Who should be afraid of Randy? Don't know who Randy is? Well, until a few minutes ago I did not know either, that is until I read a piece from Spiegel On-Line. Randy Baseler is vice president of Marketing for Boeing Commercial Airplanes and frankly he does not seem to like Airbus at all:
"....What I was really saying was this: It's great for Boeing because with the announcement of the A350 (a twin-engine airplane based on the A330), Airbus has validated what we've been saying since the launch of the 777 - that twin-engine airplanes are more efficient for short, medium, or long-range flights than airplanes with four engines.
What's even more interesting about the A350 offering is that it throws the Airbus product strategy out the window. Their strategy for 20 years has been that twin-engine airplanes like the A330 were the most efficient way to service short and medium range routes, but that you needed four engines for the long haul, or "4 engines 4 long haul" as their slogan went.
So, what happened? Apparently something changed.
Here's another way to think about it. The A350, being an A330 derivative, is good enough to obsolete the A330 and A340. But the key is, the A350 still falls short. It just isn't a breakthrough product like the 787... "
Where does this quote come from? From Randy's blog (to be more accurate from his journal (which walks and talks like a bog anyway)).
It is interesting to observe that a prominent marketing executive has decided to use a blogging device not only to promote his firm but also to go after his main competitor. Read the whole piece entitled "What happened to "4 engines 4 long haul?" and you'll see that his approach to competition is far from being soft indeed!
Well, the next question is whether Airbus should be afraid of Randy and will (or should) retaliate? To the best of my knowledge, executives at Airbus do not run blogs. They certainly should. Not that they should just do what Boeing does but they should view the blog as a way of making sure that "perception does not distort reality" too much. And, Randy seems to know a lot about perception!
The other pending (more generic) question is what corporations should do with blogs? These days they look a bit like chicken in front of forks": How to use them? Randy teaches one way of using them although I am not sure it pays to "blog down" your competitors in the long run. You are better off explaining what you do best, how you do it. Indeed, a lot of corporations tend to take for granted that outside people (whoever they are) know everything about them, that their so-called "value proposition" is obvious. Far from true! Never take for granted such a thing: It simply means that you do not care about the outside world. Worse the outside world gonna sooner or later recognize this and hold you accountable for it.
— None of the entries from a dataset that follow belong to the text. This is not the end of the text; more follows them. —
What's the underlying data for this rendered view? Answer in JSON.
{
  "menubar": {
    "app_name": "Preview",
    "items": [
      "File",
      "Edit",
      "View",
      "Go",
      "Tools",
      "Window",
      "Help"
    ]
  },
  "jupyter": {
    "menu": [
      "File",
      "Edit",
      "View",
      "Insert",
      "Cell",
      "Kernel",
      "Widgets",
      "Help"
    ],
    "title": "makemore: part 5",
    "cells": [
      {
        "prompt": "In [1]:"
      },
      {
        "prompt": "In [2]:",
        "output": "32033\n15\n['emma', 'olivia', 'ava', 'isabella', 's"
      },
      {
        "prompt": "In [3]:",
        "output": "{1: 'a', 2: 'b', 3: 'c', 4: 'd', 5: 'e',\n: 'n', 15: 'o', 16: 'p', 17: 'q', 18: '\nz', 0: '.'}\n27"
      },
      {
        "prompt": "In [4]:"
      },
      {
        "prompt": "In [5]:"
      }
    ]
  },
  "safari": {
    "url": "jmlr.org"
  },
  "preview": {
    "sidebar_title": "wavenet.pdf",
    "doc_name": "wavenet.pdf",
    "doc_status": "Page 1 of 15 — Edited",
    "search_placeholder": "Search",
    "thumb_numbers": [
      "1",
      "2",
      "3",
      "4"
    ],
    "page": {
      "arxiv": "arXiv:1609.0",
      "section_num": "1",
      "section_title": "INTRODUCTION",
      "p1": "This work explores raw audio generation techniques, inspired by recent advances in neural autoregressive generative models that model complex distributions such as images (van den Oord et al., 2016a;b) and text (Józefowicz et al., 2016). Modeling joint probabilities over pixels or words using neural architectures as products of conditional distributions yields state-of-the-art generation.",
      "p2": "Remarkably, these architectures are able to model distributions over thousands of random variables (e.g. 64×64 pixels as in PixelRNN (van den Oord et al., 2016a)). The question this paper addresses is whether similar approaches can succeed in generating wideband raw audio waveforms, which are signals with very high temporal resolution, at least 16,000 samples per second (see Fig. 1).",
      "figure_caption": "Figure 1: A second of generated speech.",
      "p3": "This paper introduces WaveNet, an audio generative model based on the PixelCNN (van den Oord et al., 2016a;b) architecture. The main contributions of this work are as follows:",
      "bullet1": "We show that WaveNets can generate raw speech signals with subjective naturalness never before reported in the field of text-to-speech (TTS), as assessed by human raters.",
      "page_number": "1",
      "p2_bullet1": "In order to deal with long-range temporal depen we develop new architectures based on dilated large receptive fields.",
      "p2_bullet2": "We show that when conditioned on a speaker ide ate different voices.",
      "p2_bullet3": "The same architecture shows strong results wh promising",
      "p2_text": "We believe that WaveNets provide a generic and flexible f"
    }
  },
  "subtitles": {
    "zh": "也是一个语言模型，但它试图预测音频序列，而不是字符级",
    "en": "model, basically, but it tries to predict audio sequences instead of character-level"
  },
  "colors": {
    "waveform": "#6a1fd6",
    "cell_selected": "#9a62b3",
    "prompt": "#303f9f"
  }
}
In the real estate business they say that the three most important words are "location, location, location". Well, I tend to think that in the corporate world the three most important words are "explain, explain, explain." Easily said, not easily done. An explanation that works for shareholders may not work for customers or employees. That is precisely what makes the corporate job so interesting. More and more value is co-created, which means that the legal boundaries of the modern corporation are somehow meaningless. What matters are its informal (economic in the broad sense of the term) boundaries. In a nutshell, terra cognita does not matter, terra incognita does matter. The challenge is to locate terra incognita and then to be able to talk, to exchange with its inhabitants. Either you embark like a modern Columbus to discover terra incognita or you give a chance to terra incognita to locate you. The two ways are not mutually exclusive. The second way is where blogs are most useful: You send signals, you create options that you or terra incognita may one day exercise to your mutual benefit.
Too optimistic a view? Best way to know is to try just like Randy (and others, chief among them Jonathan Schwartz, Sun Microsystems CEO) did!